She couldn’t mean come to her Jeju house. Where are you? I asked in my next text, just as Inseon’s message arrived. It was the name of a hospital in Seoul, though not one I was familiar with. Then came the same question as before.
Can you come right away?
Then another message.
Bring ID. •
The first thing I saw was the black lettering on a grimy banner boasting “Nation’s Best.” I walked toward the hospital entrance, wondering why, if it really was the nation’s best in surgical-wound closures, I had never heard of the place before. I passed through the revolving door into a dimly lit lobby. On one wall there were some photographs of a hand and a foot, missing a finger and a toe. Knowing that my memory might distort the images into something more fearsome than they actually were, I forced myself to look. But I was wrong; these photographs grew more painful the closer I looked. My eyes reluctantly moved on to the next set of photos: the same hand and foot, now with sutured-on finger and toe. There was a marked difference in skin tone and texture on either side of the suture lines.
I realized that Inseon must have had a similar accident in her workshop, that that must be why she was here.
There are people who actively change the course of their own life. They make daring choices of a kind that others seldom dream of, then do their utmost to be accountable for their decisions and the consequences of their actions. So that in time, no matter what life path they strike out on, people around them cease to be surprised. After studying photography in college, Inseon spent a decade steadily pursuing this badly paid profession. To make ends meet, she took on any work that came her way, but she was always broke. She ate little, spent little, and worked a lot. She packed a simple lunch wherever she went, wore no makeup, and cut her own hair using a pair of thinning scissors. Amazingly, these habits came across as natural, unaffected, even stylish. Then for some reason I never knew she applied and was admitted to carpentry school. Not long after she arrived in Jeju, Inseon set about converting the shed, once used to store harvested mandarins, into a workshop, and started making furniture.

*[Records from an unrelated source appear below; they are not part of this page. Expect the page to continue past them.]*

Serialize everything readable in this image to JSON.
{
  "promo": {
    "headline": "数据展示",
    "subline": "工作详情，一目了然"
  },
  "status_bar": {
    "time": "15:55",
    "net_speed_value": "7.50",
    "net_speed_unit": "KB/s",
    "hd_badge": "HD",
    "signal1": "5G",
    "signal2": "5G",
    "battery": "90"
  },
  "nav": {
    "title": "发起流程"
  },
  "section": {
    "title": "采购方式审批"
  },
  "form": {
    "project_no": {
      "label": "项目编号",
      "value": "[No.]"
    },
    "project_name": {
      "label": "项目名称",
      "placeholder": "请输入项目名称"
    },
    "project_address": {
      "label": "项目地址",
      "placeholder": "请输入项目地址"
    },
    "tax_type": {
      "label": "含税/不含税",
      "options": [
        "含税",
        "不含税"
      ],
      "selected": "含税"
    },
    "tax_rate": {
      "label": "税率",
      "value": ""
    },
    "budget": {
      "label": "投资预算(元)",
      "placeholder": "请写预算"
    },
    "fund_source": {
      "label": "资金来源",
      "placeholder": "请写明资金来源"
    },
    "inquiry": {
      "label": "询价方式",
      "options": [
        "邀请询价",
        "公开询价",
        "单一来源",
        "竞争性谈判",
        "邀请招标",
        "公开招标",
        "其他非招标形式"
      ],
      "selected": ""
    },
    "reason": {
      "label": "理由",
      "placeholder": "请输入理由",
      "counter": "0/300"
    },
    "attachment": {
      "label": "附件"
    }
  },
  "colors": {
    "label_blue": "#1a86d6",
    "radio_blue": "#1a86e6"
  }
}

Inseon was slender but tall at five feet seven, and I’d seen her handle and transport camera equipment since we were in our twenties. I didn’t consider her too frail for the work, even if I was surprised at her choice. I did worry about her frequent injuries, however. Not long after losing her mother, she’d got her jeans caught in an electric grinder and wound up with a thirty-centimetre scar from knee to thigh—she’d tell me later, laughing, I tried and tried to pull it out, but it was no good; the grinder kept roaring and turning and gosh, it was monstrous. Two years ago, she’d broken her left index finger and ruptured a tendon while trying to stop a pile of logs she’d been stacking from falling; she’d needed half a year of rehab and treatment.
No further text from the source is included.